一次次的扰乱被平息后,东京便笼罩在一片寂静之中,人们怀着不安的心情默默等待着。
涯不希望大家在无所事事中消磨斗志,所以现在不仅是学生,整个东京的人都按照规定时间,在他的指挥下轮流参加操练。他的指令是“训练到能在最快时间内撤离为止”。紧锣密鼓的训练使东京恢复了些许生机,但空气中总有一点所有人无法忽视的东西,微妙陌生,使人难以忍受的氛围,那是危险的气息,人人都能意识到危险越来越近了。
“所以说,你的计划是什么?”
学生会会议室内,达利鲁问。
“嘘界听说起源之石在东京,一定会劝茎道用白血球轰炸六本木。这样对准东京的白血球就会朝六本木移动,它移动到两地中点时,杨少将会通知我们,我们就在那时发动袭击,破坏封锁线。”涯说。
“然后等白血球调转枪头,我们就全跑出去了?”集说。
“没那么容易,白血球移动速度很快,这个办法只能争取到打破封锁的时间,但东京有多少人,大家不可能那么快跑出去。对抗白血球是不可避免的。”

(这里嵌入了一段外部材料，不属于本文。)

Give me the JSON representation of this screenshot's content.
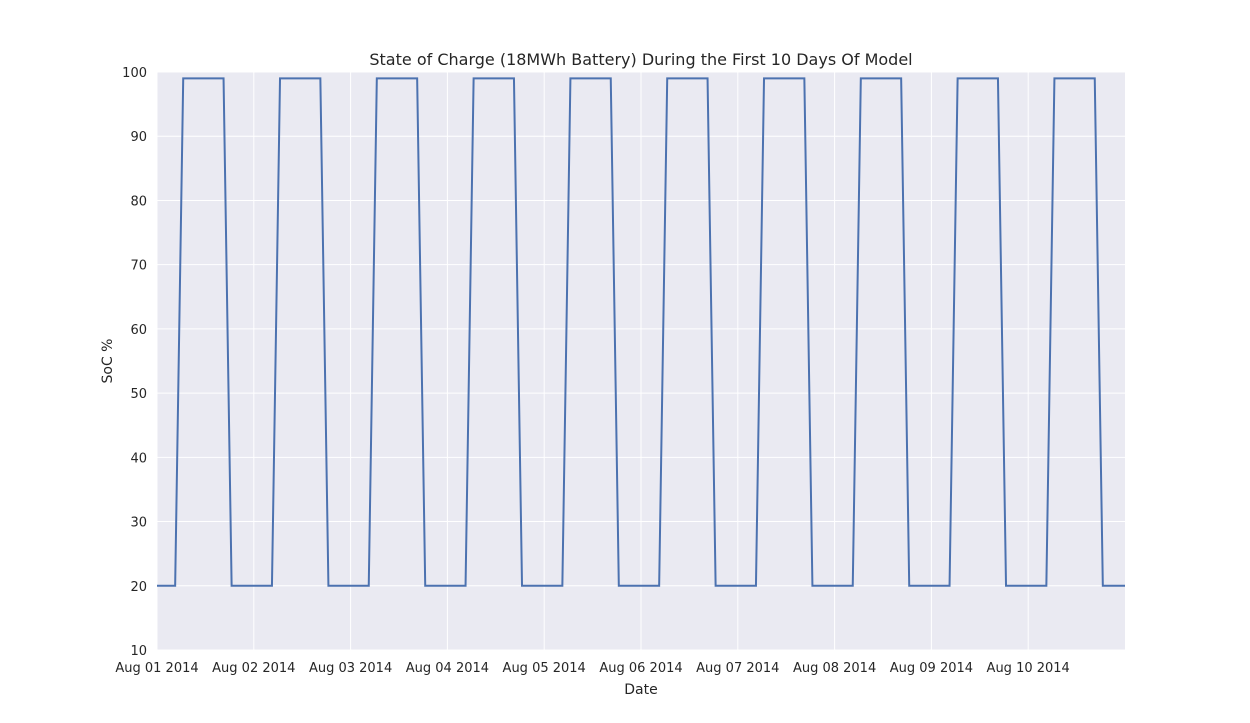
{
  "chart_data": {
    "type": "line",
    "title": "State of Charge (18MWh Battery) During the First 10 Days Of Model",
    "xlabel": "Date",
    "ylabel": "SoC %",
    "xlim": [
      "2014-08-01T00:00",
      "2014-08-11T00:00"
    ],
    "ylim": [
      10,
      100
    ],
    "yticks": [
      10,
      20,
      30,
      40,
      50,
      60,
      70,
      80,
      90,
      100
    ],
    "xticks": [
      {
        "date": "2014-08-01T00:00",
        "label": "Aug 01 2014"
      },
      {
        "date": "2014-08-02T00:00",
        "label": "Aug 02 2014"
      },
      {
        "date": "2014-08-03T00:00",
        "label": "Aug 03 2014"
      },
      {
        "date": "2014-08-04T00:00",
        "label": "Aug 04 2014"
      },
      {
        "date": "2014-08-05T00:00",
        "label": "Aug 05 2014"
      },
      {
        "date": "2014-08-06T00:00",
        "label": "Aug 06 2014"
      },
      {
        "date": "2014-08-07T00:00",
        "label": "Aug 07 2014"
      },
      {
        "date": "2014-08-08T00:00",
        "label": "Aug 08 2014"
      },
      {
        "date": "2014-08-09T00:00",
        "label": "Aug 09 2014"
      },
      {
        "date": "2014-08-10T00:00",
        "label": "Aug 10 2014"
      }
    ],
    "grid": true,
    "legend": "none",
    "colors": {
      "line": "#4c72b0",
      "plot_bg": "#eaeaf2",
      "grid": "#ffffff"
    },
    "series": [
      {
        "x": [
          "2014-08-01T00:00",
          "2014-08-01T04:30",
          "2014-08-01T06:30",
          "2014-08-01T16:30",
          "2014-08-01T18:30",
          "2014-08-02T04:30",
          "2014-08-02T06:30",
          "2014-08-02T16:30",
          "2014-08-02T18:30",
          "2014-08-03T04:30",
          "2014-08-03T06:30",
          "2014-08-03T16:30",
          "2014-08-03T18:30",
          "2014-08-04T04:30",
          "2014-08-04T06:30",
          "2014-08-04T16:30",
          "2014-08-04T18:30",
          "2014-08-05T04:30",
          "2014-08-05T06:30",
          "2014-08-05T16:30",
          "2014-08-05T18:30",
          "2014-08-06T04:30",
          "2014-08-06T06:30",
          "2014-08-06T16:30",
          "2014-08-06T18:30",
          "2014-08-07T04:30",
          "2014-08-07T06:30",
          "2014-08-07T16:30",
          "2014-08-07T18:30",
          "2014-08-08T04:30",
          "2014-08-08T06:30",
          "2014-08-08T16:30",
          "2014-08-08T18:30",
          "2014-08-09T04:30",
          "2014-08-09T06:30",
          "2014-08-09T16:30",
          "2014-08-09T18:30",
          "2014-08-10T04:30",
          "2014-08-10T06:30",
          "2014-08-10T16:30",
          "2014-08-10T18:30",
          "2014-08-11T00:00"
        ],
        "y": [
          20,
          20,
          99,
          99,
          20,
          20,
          99,
          99,
          20,
          20,
          99,
          99,
          20,
          20,
          99,
          99,
          20,
          20,
          99,
          99,
          20,
          20,
          99,
          99,
          20,
          20,
          99,
          99,
          20,
          20,
          99,
          99,
          20,
          20,
          99,
          99,
          20,
          20,
          99,
          99,
          20,
          20
        ]
      }
    ]
  }
}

“那等白血球移动到六本木再开始行动时间不就更多了吗?”达利鲁说。
察觉到大家都盯着他之后,他也明白了。
“我忘了,六本木是你们的老巢。”他说。
“诶,等等,”集说,“涯,这样安排六本木不会有问题吧?万一他们知道毁灭东京无望,孤注一掷攻击六本木怎么办?”
“所以我决定在白血球位于中点时动手。这样对茎道来说毁灭东京还有希望,他一定不会放弃攻击东京。”涯说。
“你为什么这么肯定,”达利鲁说,“如果我是茎道,我一定直接把六本木轰了。”
“达利鲁少尉,茎道修一郎的目的可不是你和杨少将知道的那么简单,他想做的绝不止是毁灭一个城市,就用白血球轰炸的优先级来说,六本木完全无法和东京相提并论。”
“涯,我们破坏封锁之后做什么?”集说。
“白血球由我来对付,地面的事情交给你,集,天王洲高中的同学们自然要由你带领,葬仪社成员以及民兵的指挥权也全交由你。你们的任务是保证撤退路线顺利,不要让它被GHQ再次封锁。外围有葬仪社的人接应,跑出去就没事了。”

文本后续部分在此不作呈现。